CHP Genel Lideri Kemal Kılıçdaroğlu, Denizlili bayanlara, “Allah nasip eder iktidar olduğumuzda göreceksiniz, hiçbir ailenin ne elektriği ne suyu ne doğal gazı… Asla kesilmeyecek. Siz bir aileyi nasıl kışın ortasında soğuğa mahküm edebilirsiniz. Su, ısınmak, okula gitmek, toplumsal devletten; yoksulsam yardım almak haktır. Bunun insanın onurunu koruyacak biçimde olması lazım. Beyefendiler saltanat sürecek. Ellerini kollarını sallayarak gezecekler. Fakat binlerce anne, çocuğuna hakikat düzgün yiyecek veremeyecek, besleyemeyecek. Temel faktör şudur; bir siyasetçi iktidar olduğunda mal ve mülk peşinde koşuyorsa halkını koruyamaz, malını ve mülkünü korur. O nedenle bir siyasetçi iktidardayken mal ve mülk sahibi olmamalıdır. Olamaz da esasen. Halkı için engelliler için iş bulamayanlar için çalışacak” diye seslendi.

CHP Başkanı Kemal Kılıçdaroğlu, bir dizi ziyaret için gittiği Denizli’de, Merkezefendi Kültür Merkezi’nde Denizlili bayanlarla buluştu.

Toplantıya; CHP Genel Lider Yardımcısı Gülizar Biçer Karaca, CHP Bayan Kolları Genel Lideri Aylin Nazlıaka ve CHP’li ilçe belediye liderleri da katıldı.

Kılıçdaroğlu, bayanlara Aile Dayanakları Sigortası’nı anlattı. Toplumsal devlet vurgusu yapan Kılıçdaroğlu, SMA hastası çocuklara ait, “İlaç çok değerli. Anneler alamıyor. Sıhhat Bakanlığı, SGK vermiyor. Onu da kaldıracağım. Ne demek ya kıymetlidir diye çocuğu mevte terk edebilir miyiz? Hangi anne evladını mevte terk edebilir. Kampanyalar açıyorlar, ilacı almak için. Kampanyalar bu işin tahlili değildir. Toplumsal devlettir bu işin çözümü” dedi.

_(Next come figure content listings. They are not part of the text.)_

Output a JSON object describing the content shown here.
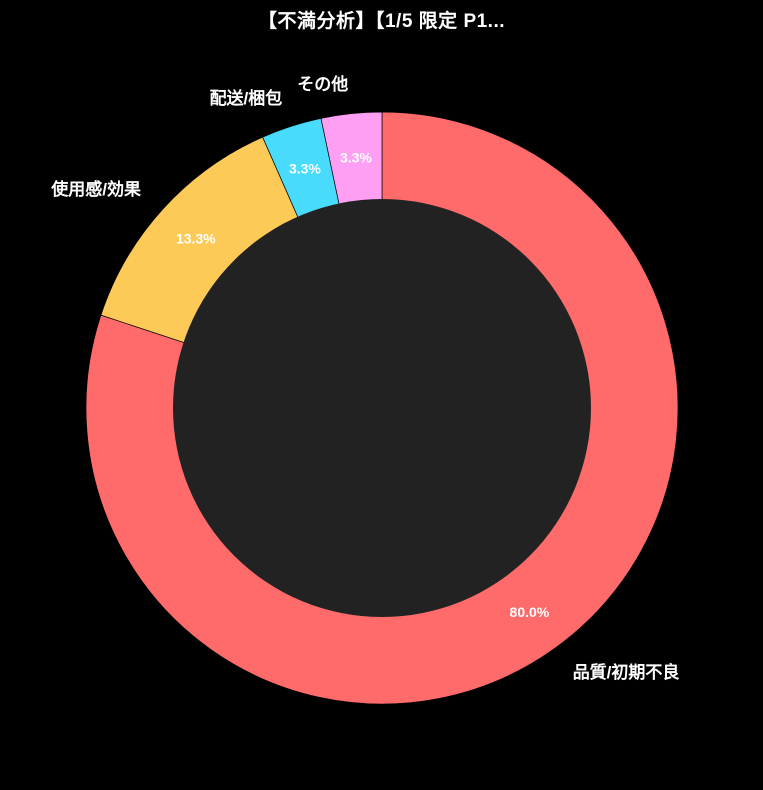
{
  "page": {
    "background_color": "#000000"
  },
  "chart_data": {
    "type": "pie",
    "subtype": "donut",
    "title": "【不満分析】【1/5 限定 P1...",
    "title_color": "#ffffff",
    "categories": [
      "品質/初期不良",
      "使用感/効果",
      "配送/梱包",
      "その他"
    ],
    "category_slugs": [
      "quality-initial-defect",
      "usage-feel-effect",
      "shipping-packaging",
      "other"
    ],
    "values": [
      80.0,
      13.3,
      3.3,
      3.3
    ],
    "percent_labels": [
      "80.0%",
      "13.3%",
      "3.3%",
      "3.3%"
    ],
    "colors": [
      "#ff6b6b",
      "#feca57",
      "#48dbfb",
      "#ff9ff3"
    ],
    "hole_color": "#222222",
    "background_color": "#000000",
    "text_color": "#ffffff",
    "start_angle": "12-oclock",
    "direction": "clockwise",
    "inner_radius_ratio": 0.706,
    "percent_label_distance": 0.85,
    "category_label_distance": 1.1,
    "legend": "none",
    "grid": "off"
  }
}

Kendisinden evvel konuşan bayanların kelamlarına atıf yapan Kılıçdaroğlu, diyabet hastası çocuklarla ilgili de “Bir anne söyledi. Şekeri ölçmek için çocuğun parmağını günde en az bir iki sefer toplu iğne ile kesiyorsunuz ve kan alıp analiz ediyorsunuz. Yazık değil mi? Artık sensörler var. Şekeri ölçüyor. Ee bu değerli. Sen sarayda oturuyorsun. Vazgeç saraydan bu sensörü alalım. Bu çocukların parmağına iğne batırılmasın” kelamlarıyla iktidarı eleştirdi.

Kılıçdaroğlu’nun konuşmasından öne çıkan başlıklar şöyle:

“BAY KEMAL BU ÜLKEYE ADALETİ YA GETİRECEK YA GETİRECEK: Biliyorum, her bayanın gönlünden hak, hukuk ve adalet geçiyor. Adalete en çok susamış olanlar bayanlar, haksızlığa en çok uğramış olanlar bayanlar. Lakin yüzde 100 emin olmanızı isterim, Bay Kemal bu ülkeye adaleti ya getirecek ya getirecek. Hiç telaş etmeyin.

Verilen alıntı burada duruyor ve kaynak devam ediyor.